Ok

En poursuivant votre navigation sur ce site, vous acceptez l'utilisation de cookies. Ces derniers assurent le bon fonctionnement de nos services. En savoir plus.

  • Les non - dit

    comrimés.jpg

    Elle quitte subitement la pièce, claque la porte, blessée par des paroles mal placées

    Les regards se croisent, gênés

    « elle est fatiguée « 

    Elle est contre un mur, en larmes

    Je la console, je la rassure, je lui entoure le cou de mes bras

    Nous échangeons quelques mots, elle retrouve la paix

     

    Dans cette famille, on ne se parle pas, pas de cette manière, on parle beaucoup, on s’écoute peu

    Je n’aurais pas osé faire cette démarche il y a quelques années de cela

    Maintenant c’est fini, je n’aime pas voir les gens en peine, quand leur douleur est évidente

    Je laisse les acteurs à leurs jeux de scène, les grandes envolées me fatiguent aussi

     

     

    Les non dit, les choses jamais avoués, durant des années j’ai refermé mon âme, j’explosais comme je pouvais, et on a détecté une étrange maladie

    Et j’ai absorbé des tablettes de comprimés, de la Dépakine, du tranxène, du Lexomil

    Du tranxème à 12 ans, comment peut on ?

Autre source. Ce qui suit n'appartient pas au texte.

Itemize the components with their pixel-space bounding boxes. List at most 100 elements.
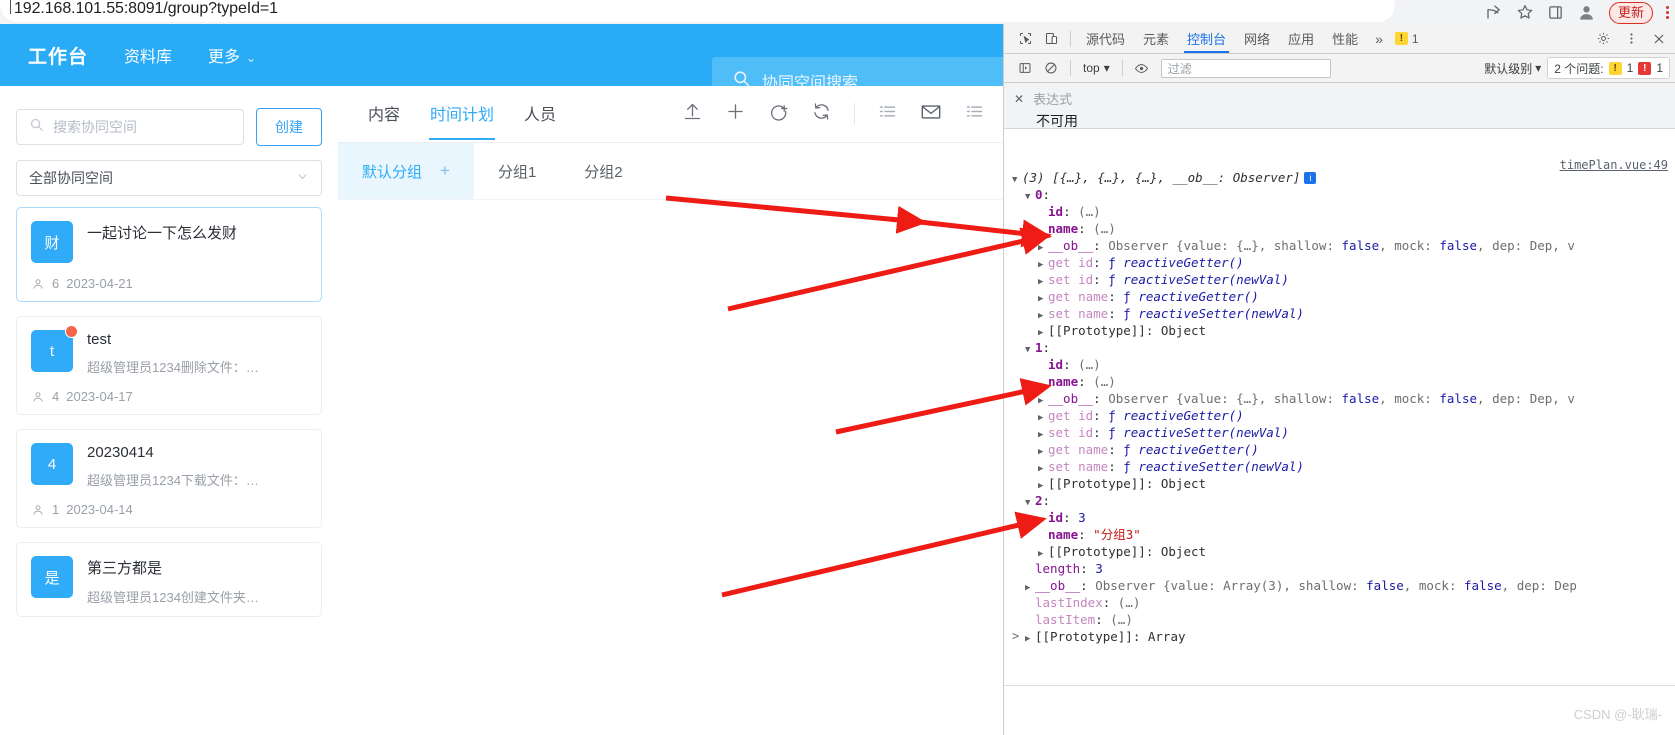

    J’étais marginale, à part, pas vraiment handicapée mais pas non plus dans les normes

     

    Et j’en ai joué aussi..

    Et puis un jour, exit, poubelle, fini, j’ai décidé

     

    Des années plus tard, j’en ai parlé au docteur H

    Il était subjugué par mon histoire

    Il m’a alors conseillé d’écrire aux deux médecins qui m’avaient fait engloutir des tonnes d’anxiolytiques

    J’ai eu envie de le faire

    Mais je ne pouvais pas, pour mes parents

     

    La seule parole du Dr H a suffi, j’avais la confirmation d’un vrai soignant,

    Je me souviens combien j’étais sortie légère et apaisée de cette consultation

     

    Il ne faut pas garder ses fardeaux, juste tenter de les déposer aux pieds de ceux qui aptes à les recevoir …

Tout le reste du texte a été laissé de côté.